Investors in IPOs of these REITs have gained anywhere between 9 percent and 14 percent in total returns in which period, capital plus income, but for those who buy REITs in the secondary market, the purchase price is an important consideration.
Investors in IPOs of these REITs have gained anywhere between 9% and 14% in total returns
Experts suggest that investors look at the consistency of distributable income over the last few quarters and then compare it to the overall post-tax yield against the next best debt investment alternative. In the current trend, one may see a heightened risk of short-term capital loss given that the nominal interest rates in the economy have moved higher quite quickly and rental yields are yet to catch up, affecting the valuation of REITs.

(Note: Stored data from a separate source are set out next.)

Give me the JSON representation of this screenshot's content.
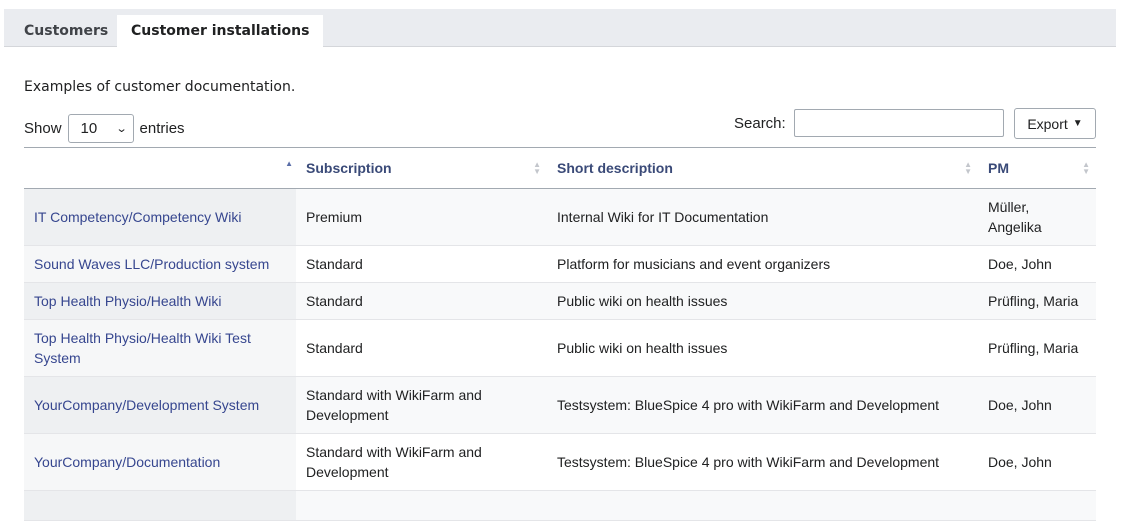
{
  "tabs": [
    {
      "label": "Customers"
    },
    {
      "label": "Customer installations"
    }
  ],
  "intro": "Examples of customer documentation.",
  "length_control": {
    "show_label": "Show",
    "value": "10",
    "entries_label": "entries"
  },
  "search": {
    "label": "Search:",
    "value": ""
  },
  "export": {
    "label": "Export"
  },
  "table": {
    "columns": [
      {
        "label": "",
        "sort": "asc"
      },
      {
        "label": "Subscription",
        "sort": "none"
      },
      {
        "label": "Short description",
        "sort": "none"
      },
      {
        "label": "PM",
        "sort": "none"
      }
    ],
    "rows": [
      {
        "name": "IT Competency/Competency Wiki",
        "subscription": "Premium",
        "description": "Internal Wiki for IT Documentation",
        "pm": "Müller, Angelika"
      },
      {
        "name": "Sound Waves LLC/Production system",
        "subscription": "Standard",
        "description": "Platform for musicians and event organizers",
        "pm": "Doe, John"
      },
      {
        "name": "Top Health Physio/Health Wiki",
        "subscription": "Standard",
        "description": "Public wiki on health issues",
        "pm": "Prüfling, Maria"
      },
      {
        "name": "Top Health Physio/Health Wiki Test System",
        "subscription": "Standard",
        "description": "Public wiki on health issues",
        "pm": "Prüfling, Maria"
      },
      {
        "name": "YourCompany/Development System",
        "subscription": "Standard with WikiFarm and Development",
        "description": "Testsystem: BlueSpice 4 pro with WikiFarm and Development",
        "pm": "Doe, John"
      },
      {
        "name": "YourCompany/Documentation",
        "subscription": "Standard with WikiFarm and Development",
        "description": "Testsystem: BlueSpice 4 pro with WikiFarm and Development",
        "pm": "Doe, John"
      }
    ]
  }
}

According to Nitin Bavisi, Chief Financial Officer of Ajmera Realty Infra India, “The recent corrections in the price points of the three listed REITs has made it further lucrative for investors. Considering other merits of the assets diversification, tax efficiency, regular returns, etc., REIT works for investors looking for diversification and a product between pure equity and debt entry.”
He added: “REITs, apart from the returns, also offer an advantageous aspect of participating in real estate play with limited capital, ease of entry and exit modes and professional management under a strong regulatory framework.”
REITs are not without their own risks. For commercial property REITs, maintaining high long-term lease occupation is important and should be tracked closely. The ability to negotiate timely escalation and keep renewing such leases is also of primary importance. Cash flow from such long-term leases is what will add to stability of distributable income.
If you are looking to add REITs to your high yield debt portfolio, experts suggest that your expectation at a 2-3 percent premium over conservative debt returns.
Look at the historical trend of income distribution along with the potential yield at the current market price. Whether you buy in the secondary market or wait for a new REIT public issue, be sure to have a long-term, 7-8 year-plus investment horizon with the focus on maximising gains from income distribution rather than capital gains.
As the REIT market evolves, more investors will understand its place in their long-term portfolios and price discovery of listed entities will also benefit.